Este manantial tiene que ver con las convicciones compartidas por la comunidad y la civilización humanas. Con creencias religiosas e ideologías políticas, con liderazgos y circunstanciales utopías que mueven a una generación determinada. La fuente de agua limpia que alimenta nuestras pasiones son, en general, la corriente que mueve a los humanos en una u otra dirección. Es el amor, el terruño, la patria lejana. Los amigos de la infancia y la juventud. Brota limpio y claro de la seguridad jurídica y la estabilidad económica. Civilización es pactar, acordar normas, proponerse metas sociales y llegar a ellas. La democracia es fundamentalmente eso. Cuando no fluye con claridad y se ensucia con las tensiones que generan las discrepancias, la democracia puede volverse una formalidad y tarde o temprano dejar de sostener la compleja estructura humana para buscar caminos más cortos, que suelen enmascarar mayores fracasos, con frecuencia más dolorosos.

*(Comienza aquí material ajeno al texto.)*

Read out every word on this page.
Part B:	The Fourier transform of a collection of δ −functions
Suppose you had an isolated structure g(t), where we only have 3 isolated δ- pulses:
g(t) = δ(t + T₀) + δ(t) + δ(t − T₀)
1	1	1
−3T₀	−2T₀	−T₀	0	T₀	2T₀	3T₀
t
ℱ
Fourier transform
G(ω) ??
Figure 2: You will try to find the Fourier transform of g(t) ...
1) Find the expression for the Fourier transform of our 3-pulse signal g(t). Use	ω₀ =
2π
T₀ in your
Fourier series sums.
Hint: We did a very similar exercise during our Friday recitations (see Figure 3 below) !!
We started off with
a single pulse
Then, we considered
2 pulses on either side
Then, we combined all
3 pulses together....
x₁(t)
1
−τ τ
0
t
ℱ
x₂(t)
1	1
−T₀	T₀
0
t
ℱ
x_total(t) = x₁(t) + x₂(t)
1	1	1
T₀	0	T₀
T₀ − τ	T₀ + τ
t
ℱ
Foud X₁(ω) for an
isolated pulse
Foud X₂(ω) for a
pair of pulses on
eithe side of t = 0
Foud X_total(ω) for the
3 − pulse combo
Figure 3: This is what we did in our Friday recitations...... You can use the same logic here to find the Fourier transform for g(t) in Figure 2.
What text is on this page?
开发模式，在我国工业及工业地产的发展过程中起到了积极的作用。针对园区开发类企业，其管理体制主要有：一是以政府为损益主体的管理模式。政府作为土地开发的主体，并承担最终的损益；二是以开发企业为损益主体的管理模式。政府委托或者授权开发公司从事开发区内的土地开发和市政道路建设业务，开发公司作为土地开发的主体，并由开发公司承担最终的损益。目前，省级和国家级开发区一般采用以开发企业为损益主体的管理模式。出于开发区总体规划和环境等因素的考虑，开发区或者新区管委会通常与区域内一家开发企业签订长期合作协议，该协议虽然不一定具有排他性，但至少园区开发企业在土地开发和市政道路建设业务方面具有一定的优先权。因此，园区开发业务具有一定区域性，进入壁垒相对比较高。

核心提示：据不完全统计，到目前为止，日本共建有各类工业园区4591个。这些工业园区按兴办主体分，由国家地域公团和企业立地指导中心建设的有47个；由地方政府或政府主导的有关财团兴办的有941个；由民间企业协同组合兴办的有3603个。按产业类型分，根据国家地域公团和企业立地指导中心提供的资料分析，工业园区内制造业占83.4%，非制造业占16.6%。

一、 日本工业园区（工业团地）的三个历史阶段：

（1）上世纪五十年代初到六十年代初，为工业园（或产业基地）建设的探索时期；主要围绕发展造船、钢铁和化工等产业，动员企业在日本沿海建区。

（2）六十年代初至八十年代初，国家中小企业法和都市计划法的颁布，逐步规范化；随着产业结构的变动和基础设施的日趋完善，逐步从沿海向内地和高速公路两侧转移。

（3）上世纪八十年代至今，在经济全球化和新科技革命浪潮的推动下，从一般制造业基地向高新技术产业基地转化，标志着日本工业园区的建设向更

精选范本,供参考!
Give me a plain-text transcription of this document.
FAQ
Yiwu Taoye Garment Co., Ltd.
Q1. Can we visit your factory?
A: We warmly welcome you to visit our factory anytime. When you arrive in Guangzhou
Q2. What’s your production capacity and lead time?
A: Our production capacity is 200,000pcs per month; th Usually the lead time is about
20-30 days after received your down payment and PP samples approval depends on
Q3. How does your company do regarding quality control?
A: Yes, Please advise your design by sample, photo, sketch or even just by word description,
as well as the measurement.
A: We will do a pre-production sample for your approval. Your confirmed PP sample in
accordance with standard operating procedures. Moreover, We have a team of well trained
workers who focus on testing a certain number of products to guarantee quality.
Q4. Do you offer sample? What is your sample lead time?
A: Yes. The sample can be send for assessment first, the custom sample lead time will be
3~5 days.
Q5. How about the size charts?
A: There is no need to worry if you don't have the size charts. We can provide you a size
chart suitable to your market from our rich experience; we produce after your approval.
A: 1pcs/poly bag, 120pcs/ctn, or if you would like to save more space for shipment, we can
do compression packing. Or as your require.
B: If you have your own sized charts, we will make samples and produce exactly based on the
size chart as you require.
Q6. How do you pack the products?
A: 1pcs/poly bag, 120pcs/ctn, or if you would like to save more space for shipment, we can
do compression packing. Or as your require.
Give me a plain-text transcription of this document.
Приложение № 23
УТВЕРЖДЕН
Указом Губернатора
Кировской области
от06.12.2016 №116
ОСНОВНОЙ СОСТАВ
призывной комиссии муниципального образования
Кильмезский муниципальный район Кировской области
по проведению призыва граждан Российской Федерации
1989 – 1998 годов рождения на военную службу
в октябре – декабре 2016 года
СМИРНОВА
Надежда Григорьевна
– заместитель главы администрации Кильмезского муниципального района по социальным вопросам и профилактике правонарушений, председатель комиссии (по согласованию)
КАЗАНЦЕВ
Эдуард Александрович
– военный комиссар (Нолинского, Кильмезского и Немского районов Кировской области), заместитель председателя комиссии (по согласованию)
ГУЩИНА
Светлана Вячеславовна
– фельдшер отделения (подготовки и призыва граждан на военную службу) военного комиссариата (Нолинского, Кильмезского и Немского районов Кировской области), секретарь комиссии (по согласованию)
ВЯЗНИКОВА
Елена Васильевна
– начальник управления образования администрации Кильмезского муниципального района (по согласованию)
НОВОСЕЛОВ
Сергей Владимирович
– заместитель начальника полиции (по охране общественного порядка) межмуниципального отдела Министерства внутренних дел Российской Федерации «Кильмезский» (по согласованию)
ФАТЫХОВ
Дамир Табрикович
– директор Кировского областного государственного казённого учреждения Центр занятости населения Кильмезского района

La metáfora de este libro nos lleva a mirar con tristeza la impudicia con que se emiten opiniones a puro oficio sin medir los riesgos de que al pretender debilitar al adversario político se debilita, al mismo tiempo, la confianza en las instituciones democráticas. El desmentido nunca a llega a tiempo para reconstruir la fe en la democracia cuestionada. La sociedad uruguaya está cansada y no puede absorber tantas señales cruzadas. El Parlamento tiene mayorías y minorías, pero, fundamentalmente, tiene un espacio de privilegio, donde se construyen los liderazgos democráticos que no necesitan de la confrontación directa sino del diálogo. Los diálogos deben tener lugar lejos de los micrófonos, en la sala, las opiniones se emiten dirigiéndose a la Presidencia que cuida el respeto entre los parlamentarios, y garantiza que no sean los votos recibidos quienes regulen la calidad de la opinión de los representantes populares. Cuando se abandona el respeto por el representante de quien piensa distinto, el agua del manantial se enturbia y la convivencia se enferma, a veces de gravedad.
Por suerte en Uruguay, la pandemia no nos ha llevado a eso. Todavía tenemos un manantial caudaloso, todavía.